How To Coach A Basketball Team
Recently I have undertaken the obligation to coach my teenage brother’s basketball team. My former middle school’s varsity team needed a coach for a team no one bothered to lead. The coaching interview process had been anything but grueling, waiting for the school’s athletic director to accept my proposition only minutes after I entered into her classroom. Following those several minutes, she then assumed all responsibility for a team that had only won a single game in the last three years upon me.
Materials:
  • -  Basketball court
  • -  5 Basketballs
  • -  5 to 10 players
  • -  10 Cones
    *Optional
    - Patience

    Step 1: Assess every player
    Within the first week prioritize team scrimmages. This will give you the ability to analyze every player’s skill during these early practices. Scrimmages are also beneficial to categorize players into varying positions on offense and defense. 


    Step 2: Create a practice agenda
    Similar to most routines there must be a time set for each and every drill that a coach will want to use during practice. Formulating a pattern with players consisting of when and how long a drill should last will allow for more orderly practices to occur. 

Step 3: Build upon fundamentals
Utilizing practice drills that focus on teaching the basic concepts of basketball should be priority number one. Following the principal training, assemble advance drills that will challenge every player’s ability. 

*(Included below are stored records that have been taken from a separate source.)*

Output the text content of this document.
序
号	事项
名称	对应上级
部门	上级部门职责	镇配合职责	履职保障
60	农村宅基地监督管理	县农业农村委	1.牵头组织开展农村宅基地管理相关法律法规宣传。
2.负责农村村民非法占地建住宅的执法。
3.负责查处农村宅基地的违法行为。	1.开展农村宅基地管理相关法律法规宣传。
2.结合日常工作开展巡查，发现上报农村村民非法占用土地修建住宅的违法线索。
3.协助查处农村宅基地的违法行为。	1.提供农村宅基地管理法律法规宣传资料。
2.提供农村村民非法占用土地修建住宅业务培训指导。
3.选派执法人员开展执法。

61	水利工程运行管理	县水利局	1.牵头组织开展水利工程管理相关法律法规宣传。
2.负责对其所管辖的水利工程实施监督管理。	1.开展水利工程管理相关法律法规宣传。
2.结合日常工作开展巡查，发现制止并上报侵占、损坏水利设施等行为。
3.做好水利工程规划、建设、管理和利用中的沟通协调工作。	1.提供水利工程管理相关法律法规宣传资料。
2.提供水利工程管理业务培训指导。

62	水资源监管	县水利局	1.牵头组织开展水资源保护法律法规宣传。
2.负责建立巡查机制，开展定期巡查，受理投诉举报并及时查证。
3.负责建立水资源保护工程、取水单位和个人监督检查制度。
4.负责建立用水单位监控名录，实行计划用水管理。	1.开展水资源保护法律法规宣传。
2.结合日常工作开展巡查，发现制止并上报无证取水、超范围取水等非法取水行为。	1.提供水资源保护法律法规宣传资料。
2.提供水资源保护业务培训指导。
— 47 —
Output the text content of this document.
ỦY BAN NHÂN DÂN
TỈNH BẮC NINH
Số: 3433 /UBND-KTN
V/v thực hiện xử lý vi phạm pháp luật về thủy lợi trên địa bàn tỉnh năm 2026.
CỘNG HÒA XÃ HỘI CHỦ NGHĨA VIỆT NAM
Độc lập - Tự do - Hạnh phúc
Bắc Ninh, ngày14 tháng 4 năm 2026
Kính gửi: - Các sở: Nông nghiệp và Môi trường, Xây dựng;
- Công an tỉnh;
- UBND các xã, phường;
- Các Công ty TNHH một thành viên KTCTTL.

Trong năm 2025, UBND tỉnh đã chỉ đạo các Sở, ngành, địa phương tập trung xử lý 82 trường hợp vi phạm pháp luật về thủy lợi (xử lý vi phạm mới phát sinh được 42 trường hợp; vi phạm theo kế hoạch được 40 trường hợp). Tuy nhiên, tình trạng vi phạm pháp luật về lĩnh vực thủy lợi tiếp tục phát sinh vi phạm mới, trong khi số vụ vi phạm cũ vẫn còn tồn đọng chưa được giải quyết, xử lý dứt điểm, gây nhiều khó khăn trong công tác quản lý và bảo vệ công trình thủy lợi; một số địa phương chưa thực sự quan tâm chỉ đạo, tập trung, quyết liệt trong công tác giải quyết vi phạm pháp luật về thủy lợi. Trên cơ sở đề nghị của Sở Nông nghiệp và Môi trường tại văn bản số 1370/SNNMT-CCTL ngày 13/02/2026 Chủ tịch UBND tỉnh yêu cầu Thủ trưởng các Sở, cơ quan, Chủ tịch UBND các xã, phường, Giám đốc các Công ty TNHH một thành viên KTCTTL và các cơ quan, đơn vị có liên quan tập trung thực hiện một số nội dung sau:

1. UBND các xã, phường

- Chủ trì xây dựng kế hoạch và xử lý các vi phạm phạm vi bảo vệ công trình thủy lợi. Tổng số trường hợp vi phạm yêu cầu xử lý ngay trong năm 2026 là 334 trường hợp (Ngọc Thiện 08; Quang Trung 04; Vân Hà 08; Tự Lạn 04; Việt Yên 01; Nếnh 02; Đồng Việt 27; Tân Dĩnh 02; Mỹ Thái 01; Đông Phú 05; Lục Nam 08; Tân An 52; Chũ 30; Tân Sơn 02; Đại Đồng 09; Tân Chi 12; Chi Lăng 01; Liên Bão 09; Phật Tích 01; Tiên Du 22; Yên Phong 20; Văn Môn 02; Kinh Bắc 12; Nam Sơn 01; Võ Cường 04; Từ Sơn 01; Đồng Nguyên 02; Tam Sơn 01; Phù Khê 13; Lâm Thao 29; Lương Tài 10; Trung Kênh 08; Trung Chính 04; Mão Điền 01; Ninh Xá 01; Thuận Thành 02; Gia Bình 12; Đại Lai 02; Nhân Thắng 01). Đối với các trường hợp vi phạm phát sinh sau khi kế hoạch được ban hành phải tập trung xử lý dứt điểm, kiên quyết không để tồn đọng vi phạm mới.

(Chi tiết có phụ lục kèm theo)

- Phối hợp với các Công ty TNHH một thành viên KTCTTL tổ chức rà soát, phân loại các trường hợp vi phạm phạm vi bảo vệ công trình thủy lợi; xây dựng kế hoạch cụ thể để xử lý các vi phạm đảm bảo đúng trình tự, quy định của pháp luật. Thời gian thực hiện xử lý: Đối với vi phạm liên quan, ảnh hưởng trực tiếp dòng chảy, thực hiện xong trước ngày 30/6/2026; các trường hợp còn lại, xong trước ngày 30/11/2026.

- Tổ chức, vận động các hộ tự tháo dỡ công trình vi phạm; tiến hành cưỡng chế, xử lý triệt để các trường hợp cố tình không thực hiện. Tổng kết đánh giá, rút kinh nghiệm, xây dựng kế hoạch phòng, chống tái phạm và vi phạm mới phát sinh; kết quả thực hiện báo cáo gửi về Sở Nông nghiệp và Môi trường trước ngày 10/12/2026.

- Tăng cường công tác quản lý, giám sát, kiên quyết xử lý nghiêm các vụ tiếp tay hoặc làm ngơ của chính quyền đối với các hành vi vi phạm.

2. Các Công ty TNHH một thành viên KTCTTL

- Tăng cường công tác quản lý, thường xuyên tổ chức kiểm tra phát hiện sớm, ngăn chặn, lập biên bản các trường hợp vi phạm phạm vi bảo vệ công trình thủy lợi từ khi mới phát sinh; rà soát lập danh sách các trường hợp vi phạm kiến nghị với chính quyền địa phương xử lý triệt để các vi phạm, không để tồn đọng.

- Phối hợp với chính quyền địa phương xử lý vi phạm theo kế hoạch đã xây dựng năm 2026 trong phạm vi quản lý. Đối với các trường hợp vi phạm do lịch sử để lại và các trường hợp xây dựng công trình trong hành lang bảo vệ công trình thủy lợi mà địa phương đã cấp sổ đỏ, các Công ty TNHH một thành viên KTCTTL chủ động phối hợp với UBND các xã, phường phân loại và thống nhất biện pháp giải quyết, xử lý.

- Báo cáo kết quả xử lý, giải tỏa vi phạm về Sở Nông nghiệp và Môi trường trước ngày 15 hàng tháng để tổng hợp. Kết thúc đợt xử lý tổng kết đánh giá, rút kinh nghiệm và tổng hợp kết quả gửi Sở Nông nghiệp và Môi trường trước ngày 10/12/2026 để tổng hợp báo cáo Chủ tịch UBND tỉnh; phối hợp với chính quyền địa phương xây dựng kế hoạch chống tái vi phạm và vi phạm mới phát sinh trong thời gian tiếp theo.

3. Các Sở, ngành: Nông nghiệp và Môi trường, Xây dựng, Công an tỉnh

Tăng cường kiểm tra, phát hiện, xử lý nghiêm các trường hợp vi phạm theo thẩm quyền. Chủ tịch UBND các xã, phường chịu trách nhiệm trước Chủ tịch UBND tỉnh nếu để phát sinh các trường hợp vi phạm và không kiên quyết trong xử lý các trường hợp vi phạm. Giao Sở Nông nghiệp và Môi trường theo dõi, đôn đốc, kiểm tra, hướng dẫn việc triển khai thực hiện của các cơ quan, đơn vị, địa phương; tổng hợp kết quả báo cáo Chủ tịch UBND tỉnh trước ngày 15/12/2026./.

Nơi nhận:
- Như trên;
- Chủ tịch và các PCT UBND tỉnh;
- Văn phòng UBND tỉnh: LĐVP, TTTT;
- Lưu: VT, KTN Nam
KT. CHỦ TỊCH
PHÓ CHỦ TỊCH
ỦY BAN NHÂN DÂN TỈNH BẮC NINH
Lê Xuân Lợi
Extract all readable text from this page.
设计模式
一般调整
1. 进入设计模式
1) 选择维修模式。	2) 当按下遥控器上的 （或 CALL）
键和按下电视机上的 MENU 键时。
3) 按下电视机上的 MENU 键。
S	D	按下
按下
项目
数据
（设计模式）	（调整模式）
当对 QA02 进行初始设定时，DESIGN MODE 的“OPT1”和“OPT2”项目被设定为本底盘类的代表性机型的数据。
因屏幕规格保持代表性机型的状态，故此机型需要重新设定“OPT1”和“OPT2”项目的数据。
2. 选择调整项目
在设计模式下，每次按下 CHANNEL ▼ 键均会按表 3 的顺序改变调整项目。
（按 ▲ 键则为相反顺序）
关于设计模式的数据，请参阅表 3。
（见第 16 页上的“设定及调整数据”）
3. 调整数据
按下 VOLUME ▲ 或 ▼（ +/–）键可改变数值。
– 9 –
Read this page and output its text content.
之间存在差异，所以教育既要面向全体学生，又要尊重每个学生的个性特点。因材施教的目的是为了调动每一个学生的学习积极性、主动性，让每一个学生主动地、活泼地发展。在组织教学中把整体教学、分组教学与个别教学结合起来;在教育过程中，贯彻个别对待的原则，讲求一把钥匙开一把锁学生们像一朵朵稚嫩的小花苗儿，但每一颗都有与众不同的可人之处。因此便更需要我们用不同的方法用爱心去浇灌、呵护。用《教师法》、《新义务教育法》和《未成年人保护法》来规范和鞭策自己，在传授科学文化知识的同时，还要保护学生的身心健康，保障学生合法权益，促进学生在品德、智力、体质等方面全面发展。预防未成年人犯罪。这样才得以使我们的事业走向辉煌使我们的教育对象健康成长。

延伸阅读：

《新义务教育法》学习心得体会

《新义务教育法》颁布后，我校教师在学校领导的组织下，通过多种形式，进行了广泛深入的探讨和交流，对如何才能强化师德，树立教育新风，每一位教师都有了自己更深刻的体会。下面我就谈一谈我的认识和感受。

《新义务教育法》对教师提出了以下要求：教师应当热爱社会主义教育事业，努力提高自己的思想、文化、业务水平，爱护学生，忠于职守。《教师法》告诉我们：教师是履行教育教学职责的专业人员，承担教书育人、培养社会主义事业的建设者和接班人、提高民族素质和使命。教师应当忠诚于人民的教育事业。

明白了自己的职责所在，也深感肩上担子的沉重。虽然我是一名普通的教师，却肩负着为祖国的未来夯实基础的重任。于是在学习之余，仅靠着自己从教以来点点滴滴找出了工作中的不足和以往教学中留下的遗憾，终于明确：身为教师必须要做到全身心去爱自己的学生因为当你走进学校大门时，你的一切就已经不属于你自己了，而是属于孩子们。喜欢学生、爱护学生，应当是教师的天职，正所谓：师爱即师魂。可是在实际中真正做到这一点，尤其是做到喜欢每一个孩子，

Step 4: Implement an Offensive and Defensive system
An important aspect of being a coach is finding the best fit for all of the team’s players. Maintaining order during games with rules and options for players to follow will give them the greatest opportunity to excel. Therefore, executing a simple system will allow the players to increase their own feel for the game as well as expand their Basketball IQ. 

Step 5: Instill the concept of Teamwork
Creating a brotherhood and bond with each and every player will prove fruitful. Having the respect of every player will allow them to play at their best when you want to create adjustments. Furthermore, developing an atmosphere in which the team trust each other elevates chemistry during games. 

Step 6: Promote Sportsmanship
Wins and Losses will occur; therefore, as a coach remind players that they must control their emotions and sustain their efforts. Within games, situations may go against your team but they must know to disregard these obstacles and continuously play as you want them to. 

Tip: Always maintain your patience. The players will test your limits each and every practice, for that reason utilize your authoritarian power to run the team whenever necessary.